You must restart the RStudio's R session before you install any packages. This should allow your workstation to install packages just as fast as a Posit configuration.

Posit

The Posit configuration is the easiest environment to set-up, whether you are using the Positron or RStudio IDE. Since Posit uses the posit package manager by default, any packages you install via install.packages() should install quickly and easily. When installing the first package you will be prompted to create a personal folder for the packages to be stored in home/user, you should type "yes" twice and that will ensure that your packages will persist between opening and closing the workstation.

Uploading Data

There are a few options for getting your data onto a workstation we would recommend manually moving the data or mounting a Google Cloud Bucket (see below). If your data is small enough, you can use the IDE's manual upload methods.
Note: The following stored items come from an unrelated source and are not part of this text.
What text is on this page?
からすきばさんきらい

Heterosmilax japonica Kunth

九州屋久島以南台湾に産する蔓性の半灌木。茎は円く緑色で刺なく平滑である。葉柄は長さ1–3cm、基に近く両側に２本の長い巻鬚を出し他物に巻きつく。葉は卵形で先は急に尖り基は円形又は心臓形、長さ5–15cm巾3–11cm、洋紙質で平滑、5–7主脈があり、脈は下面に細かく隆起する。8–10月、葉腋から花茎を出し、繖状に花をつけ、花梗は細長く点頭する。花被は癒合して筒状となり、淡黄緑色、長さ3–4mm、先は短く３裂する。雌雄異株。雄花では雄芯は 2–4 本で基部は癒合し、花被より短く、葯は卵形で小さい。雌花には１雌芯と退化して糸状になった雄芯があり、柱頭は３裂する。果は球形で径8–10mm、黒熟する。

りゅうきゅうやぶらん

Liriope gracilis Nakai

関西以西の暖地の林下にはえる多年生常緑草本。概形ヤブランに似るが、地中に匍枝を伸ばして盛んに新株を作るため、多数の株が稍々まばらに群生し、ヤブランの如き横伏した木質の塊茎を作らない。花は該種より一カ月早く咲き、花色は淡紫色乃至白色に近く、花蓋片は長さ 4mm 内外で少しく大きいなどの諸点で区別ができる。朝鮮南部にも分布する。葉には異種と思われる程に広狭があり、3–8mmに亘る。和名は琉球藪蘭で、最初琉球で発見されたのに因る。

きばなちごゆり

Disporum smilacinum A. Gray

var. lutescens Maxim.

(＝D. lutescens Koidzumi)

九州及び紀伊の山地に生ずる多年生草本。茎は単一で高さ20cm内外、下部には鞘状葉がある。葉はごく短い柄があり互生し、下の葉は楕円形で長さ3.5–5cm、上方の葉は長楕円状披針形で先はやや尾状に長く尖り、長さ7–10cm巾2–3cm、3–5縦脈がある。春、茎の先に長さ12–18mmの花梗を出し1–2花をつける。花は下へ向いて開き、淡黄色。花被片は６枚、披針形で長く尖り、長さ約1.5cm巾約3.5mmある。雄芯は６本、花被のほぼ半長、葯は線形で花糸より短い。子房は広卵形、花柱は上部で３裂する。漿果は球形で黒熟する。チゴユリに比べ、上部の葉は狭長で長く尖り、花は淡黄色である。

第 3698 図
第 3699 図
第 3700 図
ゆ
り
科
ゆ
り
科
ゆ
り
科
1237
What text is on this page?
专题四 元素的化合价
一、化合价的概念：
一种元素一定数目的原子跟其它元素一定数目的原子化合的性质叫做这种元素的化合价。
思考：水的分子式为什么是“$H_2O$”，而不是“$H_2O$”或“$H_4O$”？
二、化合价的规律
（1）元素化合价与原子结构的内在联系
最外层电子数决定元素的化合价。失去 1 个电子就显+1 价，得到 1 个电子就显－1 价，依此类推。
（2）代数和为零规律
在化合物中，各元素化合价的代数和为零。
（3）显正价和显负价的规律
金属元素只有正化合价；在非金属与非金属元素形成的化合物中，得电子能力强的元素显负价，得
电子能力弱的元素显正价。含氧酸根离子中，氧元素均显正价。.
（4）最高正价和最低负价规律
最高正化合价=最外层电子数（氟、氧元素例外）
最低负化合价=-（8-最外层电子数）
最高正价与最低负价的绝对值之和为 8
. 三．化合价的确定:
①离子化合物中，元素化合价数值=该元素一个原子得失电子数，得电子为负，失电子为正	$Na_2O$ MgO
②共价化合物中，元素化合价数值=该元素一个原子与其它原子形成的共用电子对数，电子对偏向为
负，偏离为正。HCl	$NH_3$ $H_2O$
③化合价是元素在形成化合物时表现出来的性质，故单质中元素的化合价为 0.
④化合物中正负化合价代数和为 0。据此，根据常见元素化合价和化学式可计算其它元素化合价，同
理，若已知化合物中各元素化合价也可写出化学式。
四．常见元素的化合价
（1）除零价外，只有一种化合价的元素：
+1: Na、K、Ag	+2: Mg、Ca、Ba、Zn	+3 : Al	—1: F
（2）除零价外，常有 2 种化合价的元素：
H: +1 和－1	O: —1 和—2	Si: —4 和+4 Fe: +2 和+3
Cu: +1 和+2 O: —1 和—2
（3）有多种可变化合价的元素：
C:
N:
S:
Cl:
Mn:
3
Positron: files can be dragged from your local PC and dropped into the VM environment. RStudio: The file management panel in the bottom right has data uploading options including uploading entire folders as a .zip and automatically extracting them into the VM directory.

The main workstation directory that is persistent across sessions is ~/home/user. Your github repositories should be housed here and input data locations will depend on how you've set up your repository.

Cloning Your Workstation

Best Practices for configuring workstations is still in development. A current strategy for repeated similar runs includes cloning your workstation. This solution involves an underlying workstation storage cost (cheaper than run times, but still cost inefficient). Ideally, we would have workstation templates that require minimal additional configurations, avoiding this burden and associated storage cost. Base workstations for cloning should be utilized short term and should only be stored if you're running repeated similar tasks at the same time. All workstations (including the base) should be deleted when the task is completed.

Running Code

In workstations, a key benefit is being able to start code running and walk away until it finishes. You do this by running your code in the Posit Workbench or R Background Jobs. This means you need to build your scripts in such a way that no user interaction is required (i.e. confirmations y/n or authentication). Any authentication or package installation should be done with you actively there, then you can run your totally independent code.

Downloading Data

When your run is complete, best practices would be to produce your output reports in the cloud as well, using quarto documents stored on Github. But if you need to download data from a workstation you can manually download it with the IDE's manual download methods.

Positron: right click on the file and download it, positron will then prompt you to choose the file you want to download it to. There will be a moving blue bar above the file explorer that will stop moving when the download is complete.

{width="326"}

RStudio: press the check-mark box next to a file and press the cog drop down to select download. This will compress the file and download it as a zip. This will open a new blank browser while it downloads, when the download is finished the window will close itself and the browser will show the file in your downloads.

{width="522"}

Requesting a Google Data Bucket

Work through local IT to obtain a data bucket. Permissions to read and write to these data buckets can only be granted through IT admin. Reference existing documentation about servers vs objects for additional information on Google shared drive vs data buckets and relative speed. Currently, there is no existing link between Google Shared Drive and Google Cloud Workstations.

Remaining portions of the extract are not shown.